Certainly! Here are the key differences between the proof-of-stake (PoS) and proof-of-work (PoW) consensus mechanisms in blockchain technology:
-
Validation Process:
- In PoW, miners compete to solve complex mathematical puzzles in order to validate transactions and create new blocks on the blockchain. The first miner to solve the puzzle gets to add the new block to the blockchain.
- In PoS, validators are chosen to create new blocks based on the amount of cryptocurrency they hold and are willing to “stake” as collateral. Validators are selected based on various factors such as the amount of cryptocurrency they hold and how long they have been staking.
-
Energy Consumption:
- PoW requires a significant amount of computational power and electricity to solve the mathematical puzzles, leading to high energy consumption. This has raised concerns about the environmental impact of PoW blockchains.
- PoS is much more energy-efficient as it does not rely on mining and the energy-intensive process of solving puzzles. Validators are chosen based on their stake in the network, reducing the overall energy consumption of the blockchain.
-
Security:
- PoW is considered to be secure due to the computational power required to solve the puzzles. The idea is that an attacker would need to control a majority of the network’s computational power to manipulate the blockchain.

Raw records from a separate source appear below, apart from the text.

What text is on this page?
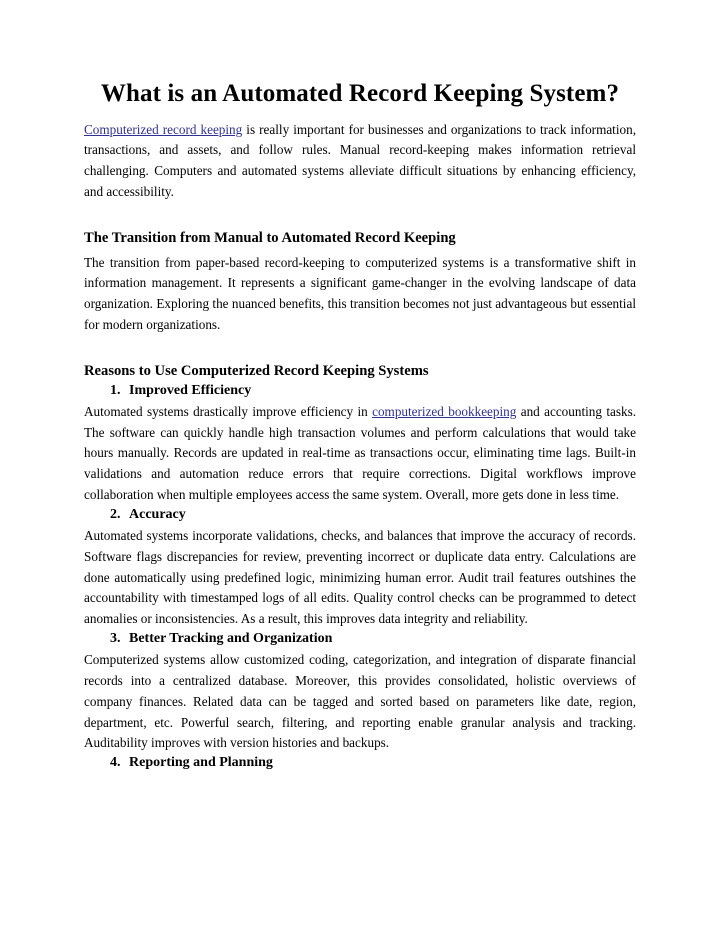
What is an Automated Record Keeping System?

Computerized record keeping is really important for businesses and organizations to track information, transactions, and assets, and follow rules. Manual record-keeping makes information retrieval challenging. Computers and automated systems alleviate difficult situations by enhancing efficiency, and accessibility.

The Transition from Manual to Automated Record Keeping

The transition from paper-based record-keeping to computerized systems is a transformative shift in information management. It represents a significant game-changer in the evolving landscape of data organization. Exploring the nuanced benefits, this transition becomes not just advantageous but essential for modern organizations.

Reasons to Use Computerized Record Keeping Systems
1. Improved Efficiency

Automated systems drastically improve efficiency in computerized bookkeeping and accounting tasks. The software can quickly handle high transaction volumes and perform calculations that would take hours manually. Records are updated in real-time as transactions occur, eliminating time lags. Built-in validations and automation reduce errors that require corrections. Digital workflows improve collaboration when multiple employees access the same system. Overall, more gets done in less time.

2. Accuracy

Automated systems incorporate validations, checks, and balances that improve the accuracy of records. Software flags discrepancies for review, preventing incorrect or duplicate data entry. Calculations are done automatically using predefined logic, minimizing human error. Audit trail features outshines the accountability with timestamped logs of all edits. Quality control checks can be programmed to detect anomalies or inconsistencies. As a result, this improves data integrity and reliability.

3. Better Tracking and Organization

Computerized systems allow customized coding, categorization, and integration of disparate financial records into a centralized database. Moreover, this provides consolidated, holistic overviews of company finances. Related data can be tagged and sorted based on parameters like date, region, department, etc. Powerful search, filtering, and reporting enable granular analysis and tracking. Auditability improves with version histories and backups.

4. Reporting and Planning
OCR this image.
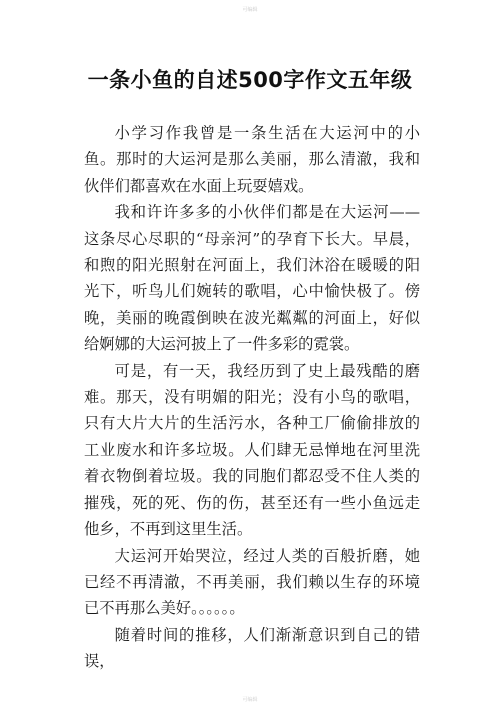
可编辑
一条小鱼的自述500字作文五年级

小学习作我曾是一条生活在大运河中的小鱼。那时的大运河是那么美丽，那么清澈，我和伙伴们都喜欢在水面上玩耍嬉戏。

我和许许多多的小伙伴们都是在大运河——这条尽心尽职的“母亲河”的孕育下长大。早晨，和煦的阳光照射在河面上，我们沐浴在暖暖的阳光下，听鸟儿们婉转的歌唱，心中愉快极了。傍晚，美丽的晚霞倒映在波光粼粼的河面上，好似给婀娜的大运河披上了一件多彩的霓裳。

可是，有一天，我经历到了史上最残酷的磨难。那天，没有明媚的阳光；没有小鸟的歌唱，只有大片大片的生活污水，各种工厂偷偷排放的工业废水和许多垃圾。人们肆无忌惮地在河里洗着衣物倒着垃圾。我的同胞们都忍受不住人类的摧残，死的死、伤的伤，甚至还有一些小鱼远走他乡，不再到这里生活。

大运河开始哭泣，经过人类的百般折磨，她已经不再清澈，不再美丽，我们赖以生存的环境已不再那么美好。。。。。。

随着时间的推移，人们渐渐意识到自己的错误，

可编辑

- PoS is also considered secure, as validators have a financial stake in the network. If they validate fraudulent transactions, they risk losing their stake, providing an economic incentive to act honestly.
-
Centralization:
- PoW has been criticized for centralization tendencies, as mining pools with significant computational power can dominate the network.
- PoS is often seen as more decentralized, as validators are chosen based on their stake in the network rather than computational power.
Overall, PoS is seen as a more energy-efficient and environmentally friendly alternative to PoW, while still maintaining security and decentralization in blockchain networks.